Sheffield Health and Social Care NHS Foundation Trust has installed the new rainbow crossings to proudly showcase its support for LGBTQ+ rights and inclusivity.
The crossings have been fitted at Michael Carlisle Centre in Nether Edge, Longley Centre in Fir Vale and Forest Close and Lodge near Middlewood.
Dr Justin Gardner, speciality doctor and co-chair of the Trust’s Rainbow staff network group, said: “Even though we’re living in the 21st century we know that lack of acceptance about people’s gender identity and sexual orientation still has a really big impact on people’s mental and physical wellbeing, and also effects their confidence in accessing services when they need it.
“As a gay man who’s worked in the NHS for the last 25 years, I’m so proud we can promise people when they come to our services that they will be accepted without judgment and supported regardless of their sexual orientation or gender identity.”

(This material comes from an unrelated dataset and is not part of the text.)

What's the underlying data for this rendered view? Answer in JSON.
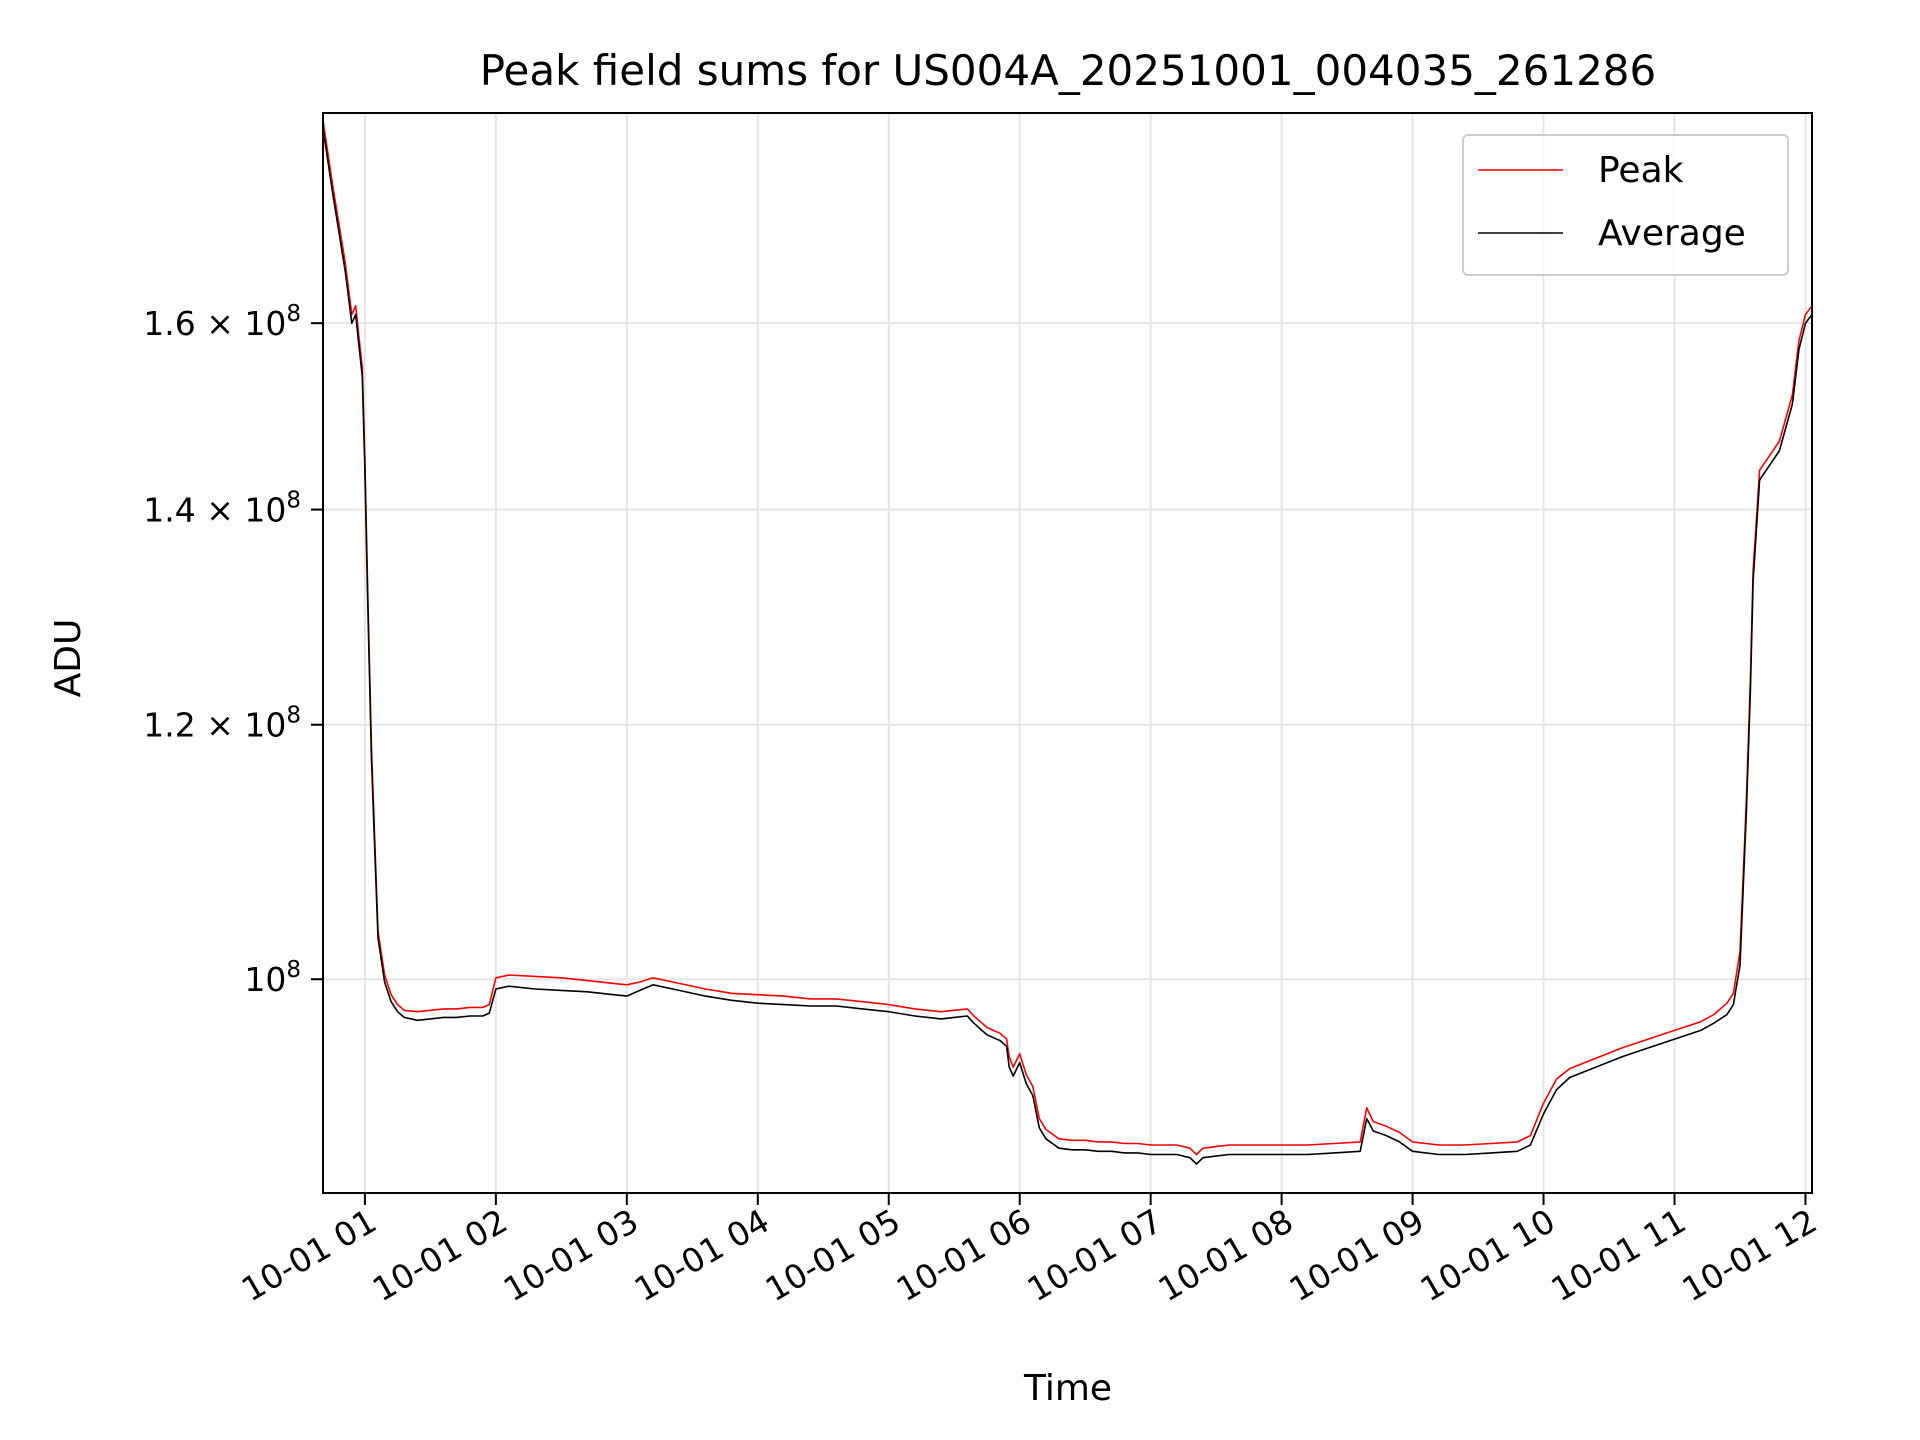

The openings saw 42 staff gather to pose with the crossings, cut the ribbon and celebrate.
Henry Harrison, governance officer and co-chair of a Rainbow group set up to give LGBTQ+ staff and allies a voice in the trust , said: “For me seeing that rainbow crossing it shows that the Trust is supporting me, that my local workplace is supporting me and that the service is supporting everybody in the LGBTQ+ community. It means patients who fall into that community are going to be welcomed, feel safe and that they’re seeing that simple sign to know that their care is going to be what matters to us.”
Michael Rennison, assistant psychiatrist at Forest Lodge, added: “It’s about the feeling of safety to know that my sexuality, my personality, everything like that is always going to be safe and not judged for who I am and what I am. It also gives that view that hate is not welcome here and I think that’s really important.”